Essa data já levava em consideração a necessidade de substituição das válvulas pneumáticas dos aparelhos., entretanto fora informada pelo fornecedor chinês que “as válvulas de reposição adquiridas por eles foram enviadas para um modelo diferente de ventiladores pulmonar, o que impossibilitou o reparo a tempo da remessa”.
Segundo a Hempcare, conforme comunicação oficial do fornecedor chinês, a nova substituição das referidas válvulas levaria cinco dias úteis, “sendo que os ventiladores estarão prontos para embarque na próxima sexta-feira, dia 8 de maio de 2020”.
Cristiana Taddeo disse que o fornecedor chinês cobrou um valor expressivo pela substituição das referidas válvulas, sendo certo que a Hempcare arcaria com 100% desse custo, “sem qualquer pedido de aditivo contratual ou reequilíbrio econômico-financeiro”.

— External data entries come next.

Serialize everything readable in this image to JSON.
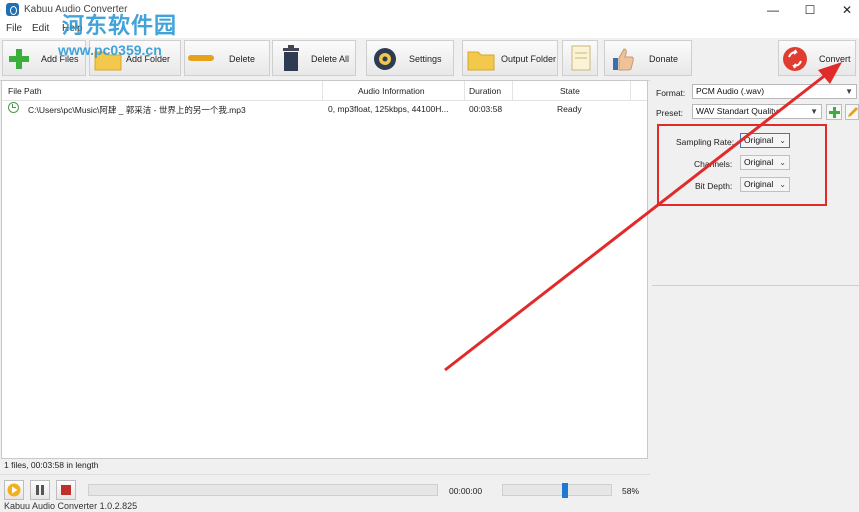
{
  "window": {
    "title": "Kabuu Audio Converter",
    "minimize": "—",
    "maximize": "☐",
    "close": "✕"
  },
  "menu": [
    {
      "label": "File"
    },
    {
      "label": "Edit"
    },
    {
      "label": "Help"
    }
  ],
  "watermark": {
    "name": "河东软件园",
    "url": "www.pc0359.cn"
  },
  "toolbar": {
    "add_files": "Add Files",
    "add_folder": "Add Folder",
    "delete": "Delete",
    "delete_all": "Delete All",
    "settings": "Settings",
    "output_folder": "Output Folder",
    "donate": "Donate",
    "convert": "Convert"
  },
  "file_list": {
    "columns": [
      "File Path",
      "Audio Information",
      "Duration",
      "State"
    ],
    "rows": [
      {
        "path": "C:\\Users\\pc\\Music\\阿肆 _ 郭采洁 - 世界上的另一个我.mp3",
        "info": "0, mp3float, 125kbps, 44100H...",
        "duration": "00:03:58",
        "state": "Ready"
      }
    ]
  },
  "status": "1 files, 00:03:58 in length",
  "player": {
    "time": "00:00:00",
    "volume_label": "58%",
    "volume": 0.58,
    "progress": 0
  },
  "settings": {
    "format_label": "Format:",
    "format_value": "PCM Audio (.wav)",
    "preset_label": "Preset:",
    "preset_value": "WAV Standart Quality",
    "sampling_rate_label": "Sampling Rate:",
    "sampling_rate_value": "Original",
    "channels_label": "Channels:",
    "channels_value": "Original",
    "bit_depth_label": "Bit Depth:",
    "bit_depth_value": "Original"
  },
  "footer": {
    "version": "Kabuu Audio Converter 1.0.2.825"
  },
  "colors": {
    "annotation_red": "#e12a2a",
    "accent_blue": "#1f78d1",
    "watermark_blue": "#2e9ad6"
  }
}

“Entretanto, apesar de nossos intensos esforços e contatos constantes com o fornecedor chinês, não houve o embarque dos referidos ventiladores pulmonares na data programada [08 de maio de 2020]”, voltou a justificar a Hempcare.
A empresa explicava que isso se deu em razão de dois motivos principais: a continuidade do problema envolvendo as válvulas pneumáticas e as mudanças abruptas de regras governamentais chinesas, “ocorridas da noite para o dia, que limitaram a quantidade de produtos que podem ser objeto de embarque e criaram dificuldade adicionais e inesperadas para a exportação de produtos fabricados naquele País, o que, inclusive, implicou na retenção de respiradores adquiridos pelo Estado de São Paulo, como noticiou a mídia nacional”.